Guess j pro.m
A reasonable attempt at a function that guesses and assigns all J-couplings in a protein.
This function assigns J-couplings in proteins from atomic coordinates using semiempirical estimates. It is a graph-theoretical estimator with the following stages:
- The molecular bonding graph is partitioned into connected subgraphs of size two, and one-bond J-couplings are assigned from a complete database of atom pairs. Our experienceindicates that there are fewer than 100 unique connected atom pairs in regular proteins, and that most one-bond J-couplings within those pairs can be either found in the literature, or measured in individual amino acids, or estimated with sufficient accuracy using electronic structure theory software.
- The molecular bonding graph is partitioned into connected subgraphs of size three, and two-bond J-couplings assigned from a complete database of connected atom triples. The number of unique connected atom triples in proteins is also reasonable – fewer than 150 in regular proteins, a small enough number for an exhaustive list to be compiled from experiments, literature and electronic structure theory estimates.

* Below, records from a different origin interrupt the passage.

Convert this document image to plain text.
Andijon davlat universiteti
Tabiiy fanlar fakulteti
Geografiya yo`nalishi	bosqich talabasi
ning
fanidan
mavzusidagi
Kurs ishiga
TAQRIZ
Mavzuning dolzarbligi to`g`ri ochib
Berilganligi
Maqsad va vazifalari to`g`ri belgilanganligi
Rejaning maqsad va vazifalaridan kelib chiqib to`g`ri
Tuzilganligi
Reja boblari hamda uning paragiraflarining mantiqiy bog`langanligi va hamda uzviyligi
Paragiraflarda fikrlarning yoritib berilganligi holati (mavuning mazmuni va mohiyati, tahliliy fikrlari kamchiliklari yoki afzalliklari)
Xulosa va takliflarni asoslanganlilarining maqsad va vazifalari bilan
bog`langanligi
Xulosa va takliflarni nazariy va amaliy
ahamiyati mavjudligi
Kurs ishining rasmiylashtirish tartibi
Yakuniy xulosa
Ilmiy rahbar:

- The molecular bonding graph is partitioned into sequentially connected subgraphs of size four and dihedral angles are computed from atomic coordinates, allowing three-bond J-couplings to be assigned from a complete database of Karplus curves. Karplus curves are a well-researched topic, with specific data available for the backbone and less accurate generic curves available for the rest of the structure. The number of unique sequentially connected atom quartets found in proteins (fewer than 300, many belonging to similar structural types) is sufficiently small for a complete database of Karplus curves to be compiled from literature data, experiments, and electronic structure theory estimates.
J-couplings across more than three bonds are ignored.

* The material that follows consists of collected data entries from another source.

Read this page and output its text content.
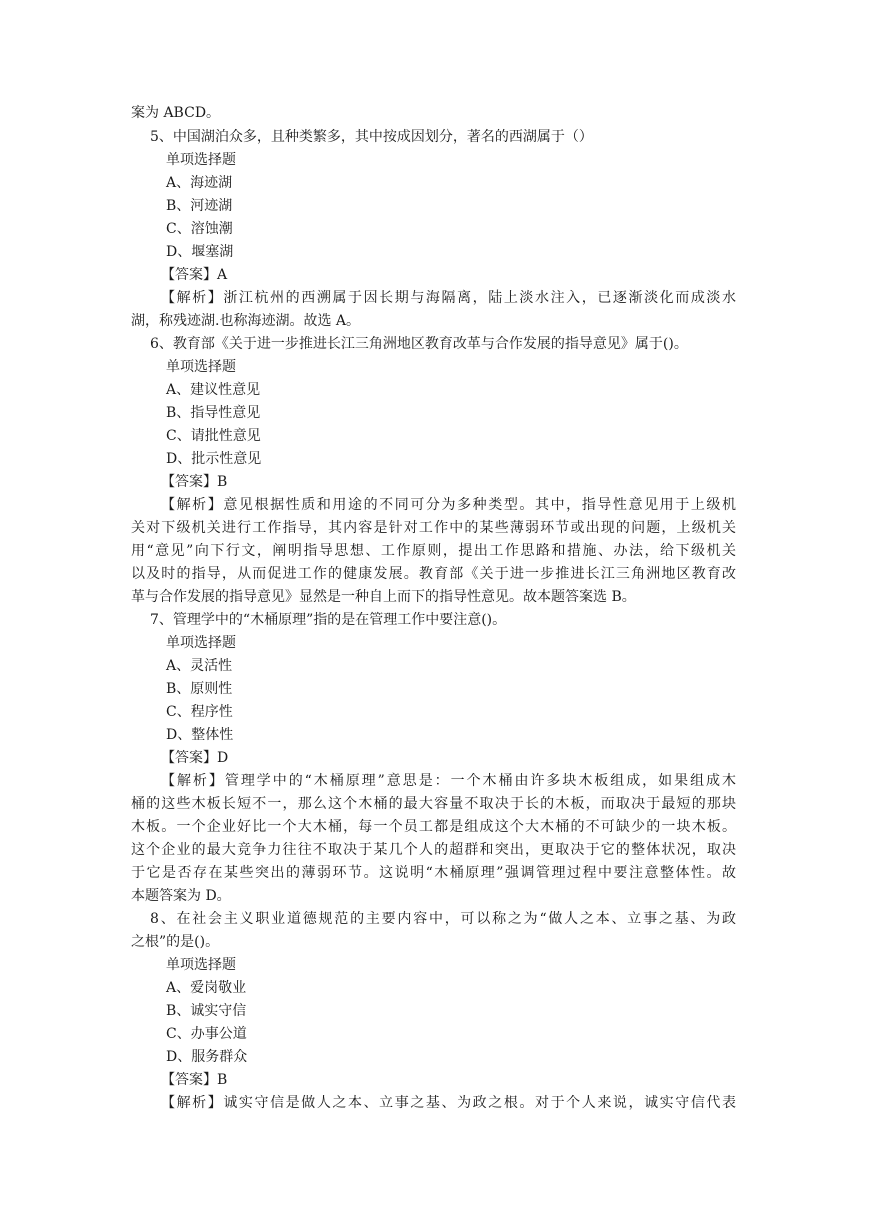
案为 ABCD。
5、中国湖泊众多，且种类繁多，其中按成因划分，著名的西湖属于（）
单项选择题
A、海迹湖
B、河迹湖
C、溶蚀潮
D、堰塞湖
【答案】A
【解析】浙江杭州的西溯属于因长期与海隔离，陆上淡水注入，已逐渐淡化而成淡水
湖，称残迹湖.也称海迹湖。故选 A。
6、教育部《关于进一步推进长江三角洲地区教育改革与合作发展的指导意见》属于()。
单项选择题
A、建议性意见
B、指导性意见
C、请批性意见
D、批示性意见
【答案】B
【解析】意见根据性质和用途的不同可分为多种类型。其中，指导性意见用于上级机
关对下级机关进行工作指导，其内容是针对工作中的某些薄弱环节或出现的问题，上级机关
用“意见”向下行文，阐明指导思想、工作原则，提出工作思路和措施、办法，给下级机关
以及时的指导，从而促进工作的健康发展。教育部《关于进一步推进长江三角洲地区教育改
革与合作发展的指导意见》显然是一种自上而下的指导性意见。故本题答案选 B。
7、管理学中的“木桶原理”指的是在管理工作中要注意()。
单项选择题
A、灵活性
B、原则性
C、程序性
D、整体性
【答案】D
【解析】管理学中的“木桶原理”意思是：一个木桶由许多块木板组成，如果组成木
桶的这些木板长短不一，那么这个木桶的最大容量不取决于长的木板，而取决于最短的那块
木板。一个企业好比一个大木桶，每一个员工都是组成这个大木桶的不可缺少的一块木板。
这个企业的最大竞争力往往不取决于某几个人的超群和突出，更取决于它的整体状况，取决
于它是否存在某些突出的薄弱环节。这说明“木桶原理”强调管理过程中要注意整体性。故
本题答案为 D。
8、在社会主义职业道德规范的主要内容中，可以称之为“做人之本、立事之基、为政
之根”的是()。
单项选择题
A、爱岗敬业
B、诚实守信
C、办事公道
D、服务群众
【答案】B
【解析】诚实守信是做人之本、立事之基、为政之根。对于个人来说，诚实守信代表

aa_num - nspins x 1 vector giving the number of the amino acid to which each spin belongs aa_typ - nspins x 1 cell array of strings giving the PDB identifier of the amino acid to which each spin belongs (e.g. 'TYR') pdb_id - nspins x 1 cell array of strings giving the PDB identifier of the protein atom type to which each spin belongs (e.g. 'HE2') coords - nspins x 1 cell array of 3-vectors giving cartesian coordinates of each spin in Angstrom
jmatrix - nspins x nspins sparse matrix of J-couplings in Hz
The function accepts, for example, the output of read_pdb_pro.m:
% Parse the PDB file [pdb_aa_num,pdb_aa_typ,pdb_atom_id,pdb_coords]=read_pdb_pro('1D3Z.pdb',1); % Guess the J-couplings jmatrix=guess_j_pro(pdb_aa_num,pdb_aa_typ,pdb_atom_id,pdb_coords);
- You can add or modify the J-coupling database by editing the function text.

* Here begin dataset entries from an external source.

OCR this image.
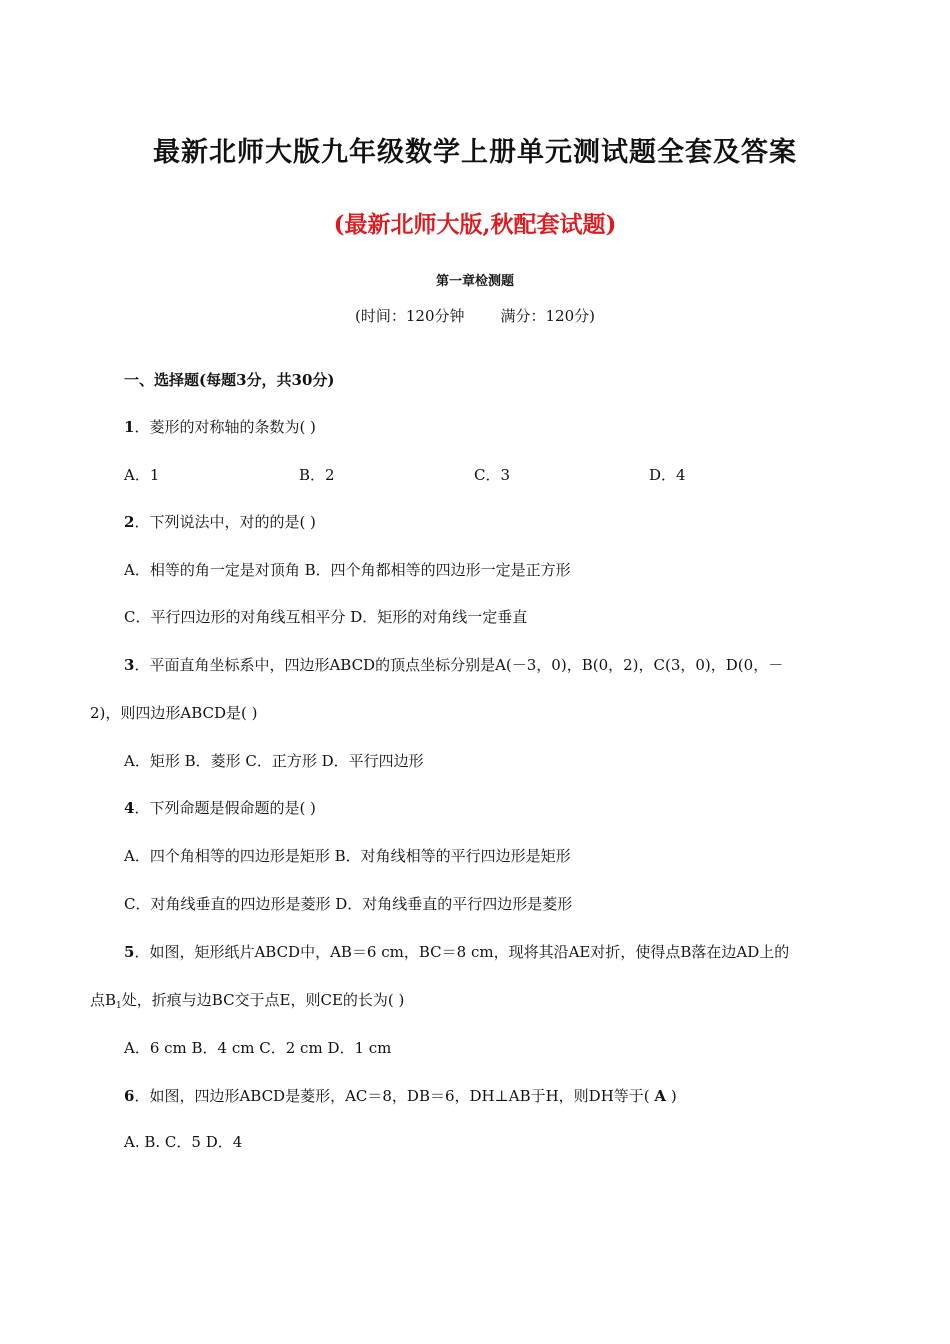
最新北师大版九年级数学上册单元测试题全套及答案
(最新北师大版,秋配套试题)
第一章检测题
(时间：120分钟 满分：120分)
一、选择题(每题3分，共30分)
1．菱形的对称轴的条数为( )
A．1	B．2	C．3	D．4
2．下列说法中，对的的是( )
A．相等的角一定是对顶角 B．四个角都相等的四边形一定是正方形
C．平行四边形的对角线互相平分 D．矩形的对角线一定垂直
3．平面直角坐标系中，四边形ABCD的顶点坐标分别是A(－3，0)，B(0，2)，C(3，0)，D(0，－
2)，则四边形ABCD是( )
A．矩形 B．菱形 C．正方形 D．平行四边形
4．下列命题是假命题的是( )
A．四个角相等的四边形是矩形 B．对角线相等的平行四边形是矩形
C．对角线垂直的四边形是菱形 D．对角线垂直的平行四边形是菱形
5．如图，矩形纸片ABCD中，AB＝6 cm，BC＝8 cm，现将其沿AE对折，使得点B落在边AD上的
点$B_1$处，折痕与边BC交于点E，则CE的长为( )
A．6 cm B．4 cm C．2 cm D．1 cm
6．如图，四边形ABCD是菱形，AC＝8，DB＝6，DH⊥AB于H，则DH等于( A )
A. B. C．5 D．4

- Atoms in the subgraph descriptors are listed alphabetically to make the descriptors unique.
- The four numbers in the subgraph descriptors refer to the bonding order, e.g. [1, 3, 2, 4] means that the first atom in the descriptor is bonded to the third, which is bonded to the second, which is bonded to the fourth. The coupling in this case is between atom 1 and atom 4 in the descriptor.
- J-couplings produced by this functions are rough estimates. For accurate protein work you must supply your own J-couplings.
- This is an auxiliary function that is called by protein.m; direct calls are discouraged.